To the Student It May Concern: Why Adults Act Like They Know Everything

To the student it may concern,

You don’t know me, but I want to speak to you now, while the school year is still a little new. I usually write very long things but I promise to keep this note to a single page.

Like all adults, I think I understand you, and like all youth, you think no one understands you. The truth is somewhere in the middle, and contrary to the times we live in, truth still matters. Here is a truth: adults do understand you. Every adult used to be one of you. Maybe not you specifically, but probably someone else in your school. The reason why it often seems like we don’t understand is because adults get caught up in our individual stories. The things that happened to us become “the way things are, period”. That’s okay in a math class when you have to add a couple of things together, but it’s not how the world works.

Most adults stop trying to learn things after a certain point in their lives. We think we have everything figured out because our lives look a certain way or we own certain things. But any adult who is being completely honest with you will tell you that they have regrets and that there are things they still want to do but don’t for one reason or another: money, time, energy, health, commitments, fear. It’s just how life shook out for them. And adults often find it easier to stay in their lane than allow the world to teach them how to strive for more out of their lives. We let our jobs become who we are or set aside our dreams because they seem beyond the people we have become or the risk too high.

You will notice that I haven’t used the word “parent” so far. That’s because almost all adults act this way whether they have children or not, and when we interact with youth we tend to act on a natural impulse to teach. All adults want to teach. Sometimes the lessons are horrible or the teacher is unqualified, but the impulse to fix the future they could not create is there. We all think we have the right answers. Most of the time we just have the answer that was right for us.

Again, every adult used to be young once. In that sense, we do understand you. We may not know the individual you (and we should definitely be listening more than we preach), but we understand you as a human being. It is the hope of people my age that people your age will be better than us. And since we know what we did when we were your age, we spend a lot of our time with you trying to steer you toward things that will make you better than us. We often do this without knowing what you may need as an individual, but we mean well.

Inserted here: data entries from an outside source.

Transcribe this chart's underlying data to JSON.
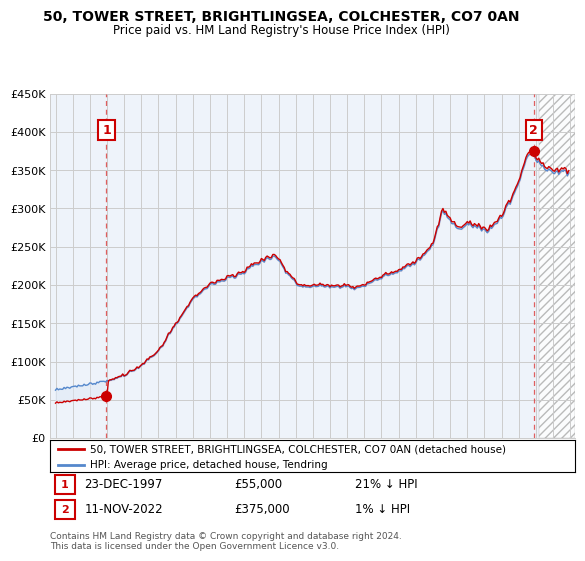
{
  "title": "50, TOWER STREET, BRIGHTLINGSEA, COLCHESTER, CO7 0AN",
  "subtitle": "Price paid vs. HM Land Registry's House Price Index (HPI)",
  "legend_line1": "50, TOWER STREET, BRIGHTLINGSEA, COLCHESTER, CO7 0AN (detached house)",
  "legend_line2": "HPI: Average price, detached house, Tendring",
  "annotation1": {
    "number": "1",
    "date": "23-DEC-1997",
    "price": "£55,000",
    "pct": "21% ↓ HPI"
  },
  "annotation2": {
    "number": "2",
    "date": "11-NOV-2022",
    "price": "£375,000",
    "pct": "1% ↓ HPI"
  },
  "footer": "Contains HM Land Registry data © Crown copyright and database right 2024.\nThis data is licensed under the Open Government Licence v3.0.",
  "sale1_year": 1997.97,
  "sale1_price": 55000,
  "sale2_year": 2022.87,
  "sale2_price": 375000,
  "property_color": "#cc0000",
  "hpi_color": "#5588cc",
  "fill_color": "#dde8f5",
  "ylim": [
    0,
    450000
  ],
  "xlim_start": 1994.7,
  "xlim_end": 2025.3,
  "yticks": [
    0,
    50000,
    100000,
    150000,
    200000,
    250000,
    300000,
    350000,
    400000,
    450000
  ]
}
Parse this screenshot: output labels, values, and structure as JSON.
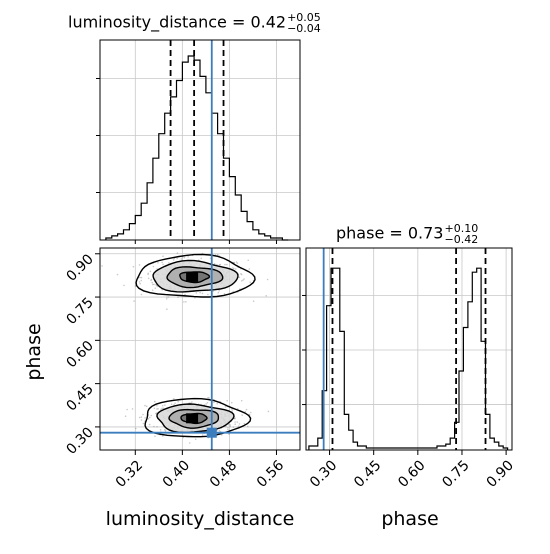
{
  "chart_data": {
    "type": "corner",
    "parameters": [
      "luminosity_distance",
      "phase"
    ],
    "truths": {
      "luminosity_distance": 0.45,
      "phase": 0.28
    },
    "colors": {
      "truth": "#3b7dbd",
      "hist": "#000000",
      "grid": "#c8c8c8",
      "points": "#888888"
    },
    "titles": {
      "luminosity_distance": {
        "label": "luminosity_distance = 0.42",
        "plus": "+0.05",
        "minus": "−0.04"
      },
      "phase": {
        "label": "phase = 0.73",
        "plus": "+0.10",
        "minus": "−0.42"
      }
    },
    "xlabels": {
      "luminosity_distance": "luminosity_distance",
      "phase": "phase"
    },
    "ylabel_2d": "phase",
    "luminosity_distance_ticks": [
      "0.32",
      "0.40",
      "0.48",
      "0.56"
    ],
    "phase_ticks": [
      "0.30",
      "0.45",
      "0.60",
      "0.75",
      "0.90"
    ],
    "luminosity_distance_range": [
      0.26,
      0.6
    ],
    "phase_range": [
      0.22,
      0.92
    ],
    "luminosity_distance_quantiles": [
      0.38,
      0.42,
      0.47
    ],
    "phase_quantiles": [
      0.31,
      0.73,
      0.83
    ],
    "luminosity_distance_hist": {
      "edges": [
        0.27,
        0.28,
        0.29,
        0.3,
        0.31,
        0.32,
        0.33,
        0.34,
        0.35,
        0.36,
        0.37,
        0.38,
        0.39,
        0.4,
        0.41,
        0.42,
        0.43,
        0.44,
        0.45,
        0.46,
        0.47,
        0.48,
        0.49,
        0.5,
        0.51,
        0.52,
        0.53,
        0.54,
        0.55,
        0.56,
        0.57,
        0.58
      ],
      "counts": [
        1,
        2,
        3,
        5,
        8,
        12,
        18,
        28,
        40,
        52,
        62,
        70,
        78,
        87,
        90,
        88,
        80,
        72,
        62,
        52,
        40,
        31,
        22,
        14,
        9,
        5,
        3,
        2,
        1,
        1,
        0
      ]
    },
    "phase_hist": {
      "edges": [
        0.23,
        0.245,
        0.26,
        0.275,
        0.29,
        0.305,
        0.32,
        0.335,
        0.35,
        0.365,
        0.38,
        0.395,
        0.41,
        0.425,
        0.44,
        0.455,
        0.47,
        0.485,
        0.5,
        0.515,
        0.53,
        0.545,
        0.56,
        0.575,
        0.59,
        0.605,
        0.62,
        0.635,
        0.65,
        0.665,
        0.68,
        0.695,
        0.71,
        0.725,
        0.74,
        0.755,
        0.77,
        0.785,
        0.8,
        0.815,
        0.83,
        0.845,
        0.86,
        0.875,
        0.89,
        0.905
      ],
      "counts": [
        2,
        2,
        6,
        30,
        73,
        92,
        92,
        60,
        18,
        10,
        4,
        2,
        2,
        1,
        1,
        1,
        1,
        1,
        1,
        1,
        1,
        1,
        1,
        1,
        1,
        1,
        1,
        1,
        1,
        2,
        2,
        3,
        6,
        14,
        40,
        62,
        75,
        90,
        92,
        55,
        18,
        6,
        4,
        2,
        1
      ]
    },
    "modes": [
      {
        "luminosity_distance": 0.42,
        "phase": 0.82,
        "sd_luminosity_distance": 0.045,
        "sd_phase": 0.033
      },
      {
        "luminosity_distance": 0.42,
        "phase": 0.33,
        "sd_luminosity_distance": 0.04,
        "sd_phase": 0.03
      }
    ]
  }
}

All of this will not be true for every adult you know. This may not be true for every adult in your home. I promise you that it is true for most adults you will encounter. We all want to teach – we can’t help it – and much like school, you have lots of teachers to choose from. My advice is to ask them, directly, things you want to know. Here’s a cheat code: if you can, ask them around other adults so you can get a bunch of ideas at the same time. We’re pretty good at pointing out how we’ve messed things up, and eager to tell you how not to mess them up further. Take us up on it once in a while.

When I was your age I thought I knew everything. I didn’t, not by a long shot, and I also wasn’t wise or strong enough to turn to an adult and just ask about what I wanted to fix. The world wants to understand you. It wants this because it wants to be better, and not all lessons will come through a textbook. When we become adults we get stuck in our ways, so we’re pretty much a lost cause hoping that the people who come after us do everything better. Those people are you. As adults we struggle every day with what we used to be, what we want to be, and what we are. Sound familiar? All of this is why it can be hard for us to communicate, but you should press us to try, and if you ask us to do it better, most of us will step up. As you can see, we love running our mouths.

Good luck this year,

Scott Woods
Columbus, Ohio
September 2018

Scott_15
Me when I was 15. See? It happens to all of us.

2 thoughts on “To the Student It May Concern: Why Adults Act Like They Know Everything

  1. Wise advice, Scott. Perhaps we as adults would do well to ask for help too once in a while and admit we don’t have all the answers and perhaps there are alternatives to the choices we make.